Le cas Arata est encore plus éloquent. Sous contrat avec le CO, l’international uruguayen avait dans un premier temps trouvé un accord avec ses dirigeants pour quitter le Tarn au terme de la saison en cours. Voilà comment, pendant deux mois, il fut l’objet de toutes les convoitises. Il a ainsi visité les installations du Racing 92, a été en contact avec le Stade français, ou avait même prévu des rendez-vous à Pau et Montpellier avant de les annuler parce que… le joueur a finalement prolongé à Castres jusqu’en 2029 !
Alors qu’il était proche de s’engager au Racing, l’affaire a capoté et le club francilien a accéléré sur le dossier Léo Carbonneau. Aussi, Arata aurait eu entre les mains une proposition jugée très alléchante de la Section paloise et aurait même été relancé au dernier moment par le staff parisien mais il avait déjà donné son accord au CO. Ce qui montre tout de même à quel point le jeu de chaises musicales fut intense. Du côté du Plessis-Robinson, les dirigeants des Hauts-de-Seine ont donc mené des négociations poussées avec leurs homologues brivistes, Carbonneau étant engagé jusqu’en 2026. Une libération (entre les indemnités de formation et la dernière année de contrat) qui se serait négociée à plus de 500 000 euros. L’international moins de 20 ans jouera donc au Racing 92 la saison prochaine.
Price, Christie, Jantjies, Cooney, McDermott : les étrangers s’invitent dans la danse
Du coup, si Pau a fait le choix de la stabilité en faisant prolonger l’Anglais Dan Robson, Montpellier et Bayonne se sont tournés vers le marché étranger. Le MHR a obtenu la signature de l’international écossais Ali Price (31 ans, 67 sélections), après avoir discuté avec le All Black Finlay Christie (29 ans ; 23 sélections) et le Springbok Herschel Jantjies (28 ans ; 24 sélections), lequel… s’est engagé récemment en faveur de Bayonne pour deux saisons, plus une en option.
Un club basque au sein duquel il faut fixer l’avenir de Maxime Machenaud (35 ans).
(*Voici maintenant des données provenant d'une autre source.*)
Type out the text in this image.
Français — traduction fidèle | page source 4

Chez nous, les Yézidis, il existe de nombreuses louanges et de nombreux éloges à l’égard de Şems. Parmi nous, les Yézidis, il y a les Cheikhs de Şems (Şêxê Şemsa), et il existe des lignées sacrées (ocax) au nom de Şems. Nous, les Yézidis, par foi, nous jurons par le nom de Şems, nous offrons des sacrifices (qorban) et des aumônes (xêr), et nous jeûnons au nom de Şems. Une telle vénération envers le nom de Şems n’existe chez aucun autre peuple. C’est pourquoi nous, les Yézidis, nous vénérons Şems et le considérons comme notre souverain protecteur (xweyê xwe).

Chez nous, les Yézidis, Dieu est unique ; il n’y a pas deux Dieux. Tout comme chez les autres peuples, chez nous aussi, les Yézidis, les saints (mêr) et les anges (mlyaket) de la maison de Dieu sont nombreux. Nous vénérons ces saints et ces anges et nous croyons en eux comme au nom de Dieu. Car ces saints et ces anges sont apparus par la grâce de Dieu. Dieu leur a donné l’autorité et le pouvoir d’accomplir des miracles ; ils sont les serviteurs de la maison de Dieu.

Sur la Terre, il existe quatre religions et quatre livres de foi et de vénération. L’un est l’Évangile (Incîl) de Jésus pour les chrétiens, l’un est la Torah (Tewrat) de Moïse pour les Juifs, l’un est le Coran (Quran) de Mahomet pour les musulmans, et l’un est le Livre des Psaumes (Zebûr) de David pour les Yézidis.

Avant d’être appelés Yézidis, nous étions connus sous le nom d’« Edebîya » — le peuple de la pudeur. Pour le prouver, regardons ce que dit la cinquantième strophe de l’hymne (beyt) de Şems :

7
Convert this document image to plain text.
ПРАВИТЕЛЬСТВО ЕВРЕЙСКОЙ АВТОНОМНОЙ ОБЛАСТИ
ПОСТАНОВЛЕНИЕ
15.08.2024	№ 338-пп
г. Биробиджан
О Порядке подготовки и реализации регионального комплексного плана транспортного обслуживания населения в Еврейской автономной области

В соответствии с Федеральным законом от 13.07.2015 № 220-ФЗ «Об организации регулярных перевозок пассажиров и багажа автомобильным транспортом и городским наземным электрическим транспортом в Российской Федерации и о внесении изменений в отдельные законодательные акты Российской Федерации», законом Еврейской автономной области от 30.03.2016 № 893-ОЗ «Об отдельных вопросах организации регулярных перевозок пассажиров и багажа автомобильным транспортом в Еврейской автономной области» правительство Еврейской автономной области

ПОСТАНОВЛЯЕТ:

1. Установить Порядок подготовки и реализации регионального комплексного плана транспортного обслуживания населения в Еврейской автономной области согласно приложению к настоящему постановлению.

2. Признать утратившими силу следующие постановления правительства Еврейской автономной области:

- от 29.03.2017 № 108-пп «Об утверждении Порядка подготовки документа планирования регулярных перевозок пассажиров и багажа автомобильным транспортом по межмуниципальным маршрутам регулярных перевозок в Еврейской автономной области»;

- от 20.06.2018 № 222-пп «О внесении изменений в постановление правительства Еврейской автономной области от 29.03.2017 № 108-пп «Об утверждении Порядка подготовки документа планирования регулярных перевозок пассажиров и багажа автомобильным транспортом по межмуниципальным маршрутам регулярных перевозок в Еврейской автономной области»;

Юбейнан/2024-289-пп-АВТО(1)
Ses dirigeants lui ont proposé une année de contrat supplémentaire, quand lui en espère deux. Tant qu’un accord n’a pas été trouvé, il est surveillé par d’autres formations, comme… Brive, qui doit se renforcer à la mêlée et qui regarde aussi le marché étranger. Les CV de l’Australien Tate McDermott (26 ans ; 28 sélections) et de l’Irlandais John Cooney (34 ans ; 11 sélections) circulent d’ailleurs en France actuellement. L’Union Bordeaux-Bègles, où Yann Lesgourgues (il a signé à Biarritz) et Paul Abadie sont en fin de contrat, s’est sérieusement renseignée (comme sur Martin Page-Relo) pour accompagner Maxime Lucu.
Quant au Stade français, désireux aussi d’attirer un numéro un à ce poste, il a fini par saisir l’opportunité Tawera Kerr-Barlow. Le All Black (34 ans ; 27 sélections), à La Rochelle depuis 2017, rejoindra la capitale pour les deux saisons à venir. Sachant que les Maritimes, qui ne souhaiteraient pas conserver Teddy Iribaren malgré un contrat allant jusqu’en 2026, devront sûrement chercher un renfort… Et si le marché des numéros 9 a été plus agité que jamais ces derniers mois, il promet de l’être aussi à partir de la prochaine intersaison. Pourquoi ? Notamment parce que le Clermontois Baptiste Jauneau (21 ans) sera en fin de contrat en juin 2026, et que de nombreux clubs l’auraient déjà dans le viseur…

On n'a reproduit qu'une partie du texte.